Have got to get this. My kids will be able to relate to the Madikeri part - thanks to our recent trip.

As for the second tale, something to be said for the magic of language in regional folklore...and to think something as simple as needle and a well can get kids laughing rolling on the floor. Wow!!

Thanks for this Tulika treasure, all the way from Karnataka, Poppy!

Mamma mia! Me a mamma? said...

Sounds like an absolute delight! Maybe one day you can read it to us in Kannada, till then, I guess I'll have to settle with the English version. I hope I can lay my hands on it!

Sheela said...

Sounds like a brilliant idea, Poppins! Just thinking about the delicious possibilities of making up our own never-ending stories with our kids makes this a treasure.

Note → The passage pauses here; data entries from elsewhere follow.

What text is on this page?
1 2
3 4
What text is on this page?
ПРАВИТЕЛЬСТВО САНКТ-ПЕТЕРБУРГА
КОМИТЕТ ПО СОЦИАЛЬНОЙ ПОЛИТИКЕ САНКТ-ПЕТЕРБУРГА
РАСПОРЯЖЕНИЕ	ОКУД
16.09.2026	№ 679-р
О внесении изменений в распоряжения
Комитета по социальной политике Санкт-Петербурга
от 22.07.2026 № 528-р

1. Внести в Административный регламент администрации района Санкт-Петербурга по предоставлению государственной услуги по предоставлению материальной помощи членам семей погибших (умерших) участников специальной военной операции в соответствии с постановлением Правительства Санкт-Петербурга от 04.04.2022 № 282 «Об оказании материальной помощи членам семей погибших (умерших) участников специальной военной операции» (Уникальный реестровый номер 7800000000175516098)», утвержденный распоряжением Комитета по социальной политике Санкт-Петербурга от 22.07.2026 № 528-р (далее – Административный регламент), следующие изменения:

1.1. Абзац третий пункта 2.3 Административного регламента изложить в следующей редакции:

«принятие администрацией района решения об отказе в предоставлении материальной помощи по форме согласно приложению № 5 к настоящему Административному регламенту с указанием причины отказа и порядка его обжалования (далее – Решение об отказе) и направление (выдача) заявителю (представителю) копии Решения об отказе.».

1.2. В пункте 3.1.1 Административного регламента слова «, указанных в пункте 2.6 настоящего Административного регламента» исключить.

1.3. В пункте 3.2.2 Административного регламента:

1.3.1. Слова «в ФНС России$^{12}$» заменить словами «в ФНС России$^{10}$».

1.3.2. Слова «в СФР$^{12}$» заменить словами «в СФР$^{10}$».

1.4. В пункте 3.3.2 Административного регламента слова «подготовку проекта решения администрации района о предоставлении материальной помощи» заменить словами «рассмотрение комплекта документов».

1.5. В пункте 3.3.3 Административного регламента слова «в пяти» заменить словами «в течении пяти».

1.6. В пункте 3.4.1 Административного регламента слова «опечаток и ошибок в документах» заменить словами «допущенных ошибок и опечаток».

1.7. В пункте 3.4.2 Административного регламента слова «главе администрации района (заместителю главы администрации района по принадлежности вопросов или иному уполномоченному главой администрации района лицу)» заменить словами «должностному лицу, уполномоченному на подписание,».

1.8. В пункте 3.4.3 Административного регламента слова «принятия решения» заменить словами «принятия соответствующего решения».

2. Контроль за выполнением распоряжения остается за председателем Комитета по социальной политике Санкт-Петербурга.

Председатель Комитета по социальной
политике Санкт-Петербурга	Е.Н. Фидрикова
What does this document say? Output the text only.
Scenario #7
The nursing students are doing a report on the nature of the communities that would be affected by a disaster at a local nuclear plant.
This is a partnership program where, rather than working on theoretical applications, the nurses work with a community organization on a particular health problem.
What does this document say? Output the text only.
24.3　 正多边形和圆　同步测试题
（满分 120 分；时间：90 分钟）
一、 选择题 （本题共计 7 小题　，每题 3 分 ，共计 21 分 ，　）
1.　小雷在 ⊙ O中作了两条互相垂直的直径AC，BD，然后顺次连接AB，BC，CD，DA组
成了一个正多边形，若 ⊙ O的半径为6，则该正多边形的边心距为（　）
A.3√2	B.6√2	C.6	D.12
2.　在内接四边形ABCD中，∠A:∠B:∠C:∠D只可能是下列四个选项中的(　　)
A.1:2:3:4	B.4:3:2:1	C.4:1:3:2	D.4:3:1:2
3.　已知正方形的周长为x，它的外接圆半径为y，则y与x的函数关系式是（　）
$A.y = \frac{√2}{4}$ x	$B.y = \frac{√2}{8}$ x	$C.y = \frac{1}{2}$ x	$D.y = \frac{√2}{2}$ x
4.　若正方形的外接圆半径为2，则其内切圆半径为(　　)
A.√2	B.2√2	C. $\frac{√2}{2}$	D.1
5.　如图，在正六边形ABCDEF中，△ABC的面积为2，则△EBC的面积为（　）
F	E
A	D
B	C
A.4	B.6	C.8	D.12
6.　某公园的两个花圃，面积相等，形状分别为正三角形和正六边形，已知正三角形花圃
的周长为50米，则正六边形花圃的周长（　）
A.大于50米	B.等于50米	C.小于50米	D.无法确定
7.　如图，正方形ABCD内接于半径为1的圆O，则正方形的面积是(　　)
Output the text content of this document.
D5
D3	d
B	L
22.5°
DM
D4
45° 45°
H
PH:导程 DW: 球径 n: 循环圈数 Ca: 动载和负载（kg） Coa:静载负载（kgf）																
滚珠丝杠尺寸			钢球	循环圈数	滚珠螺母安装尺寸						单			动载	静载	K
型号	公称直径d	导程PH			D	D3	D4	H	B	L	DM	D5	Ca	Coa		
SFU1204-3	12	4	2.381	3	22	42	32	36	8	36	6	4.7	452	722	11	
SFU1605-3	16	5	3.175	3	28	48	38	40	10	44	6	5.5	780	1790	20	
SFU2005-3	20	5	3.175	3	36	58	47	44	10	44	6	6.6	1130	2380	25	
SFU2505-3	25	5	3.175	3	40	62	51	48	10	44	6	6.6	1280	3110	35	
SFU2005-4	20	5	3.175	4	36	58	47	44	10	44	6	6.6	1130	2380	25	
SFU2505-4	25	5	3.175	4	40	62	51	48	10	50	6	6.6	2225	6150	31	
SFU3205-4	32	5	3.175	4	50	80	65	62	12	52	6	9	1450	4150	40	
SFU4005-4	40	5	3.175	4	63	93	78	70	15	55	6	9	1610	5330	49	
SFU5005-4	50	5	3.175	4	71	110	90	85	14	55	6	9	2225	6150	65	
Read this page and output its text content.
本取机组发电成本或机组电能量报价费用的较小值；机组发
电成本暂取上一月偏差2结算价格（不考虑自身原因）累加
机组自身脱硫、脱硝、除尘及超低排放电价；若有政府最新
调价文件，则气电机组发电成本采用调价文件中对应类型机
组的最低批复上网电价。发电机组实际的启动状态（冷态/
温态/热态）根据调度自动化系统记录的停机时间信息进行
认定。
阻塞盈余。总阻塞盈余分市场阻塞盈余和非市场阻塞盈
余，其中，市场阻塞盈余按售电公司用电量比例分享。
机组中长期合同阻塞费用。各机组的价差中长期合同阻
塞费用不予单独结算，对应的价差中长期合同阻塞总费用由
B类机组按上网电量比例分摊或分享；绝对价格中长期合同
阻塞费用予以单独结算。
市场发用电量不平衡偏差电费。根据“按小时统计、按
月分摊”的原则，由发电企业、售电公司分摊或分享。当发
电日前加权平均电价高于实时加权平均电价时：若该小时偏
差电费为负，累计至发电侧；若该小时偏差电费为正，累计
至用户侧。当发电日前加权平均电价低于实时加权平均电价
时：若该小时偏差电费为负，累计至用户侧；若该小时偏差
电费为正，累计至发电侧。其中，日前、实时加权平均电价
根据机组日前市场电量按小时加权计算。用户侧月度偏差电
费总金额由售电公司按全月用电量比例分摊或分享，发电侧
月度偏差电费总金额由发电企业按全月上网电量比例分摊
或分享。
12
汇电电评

Cantaloupes.Amma (CA) said...

Sounds like a fun read ... lovely review.... you know what i will pester you for when I come down ... of course a list of all these lovely books and places to find them.

Poppins said...

@Praba: I knew you'd like the grandma bit :)
@M4: But, but you know Kannada don't you?
@Sheela: Yep I thought the same thing too
@CA: You want me to send some to you? Why wait until next time?

Kowsalya Subramanian said...

I have read a similar Birbal Story where Akbar tortures all his ministers to give him a story everyday and Birbal comes up with an idea. The story starts with a farmer sowing seeds and harvesting and storing them in a big granary and through a small hole, one bird take those grains and day two it becomes two and so on. The story would end only when all the grains in the granary has been emptied by the birds..
But this needle story is more hilarious than that. will try to get hold of it. :)

Poppins said...

@Kowsalya: Ah yes I've heard that one too - this is a bit more funny and interactive though - try it, Abhi will like it!

utbtkids said...

I am ordering it :)

dipali said...

Delightful story and review!

Poppins said...

@Utbt :)
@Dipali: Thanks Dips!

Uma said...

That sounds like a book that is a must on my bookshelf! I can imagine how my lil one would react...will pick it up this weekend.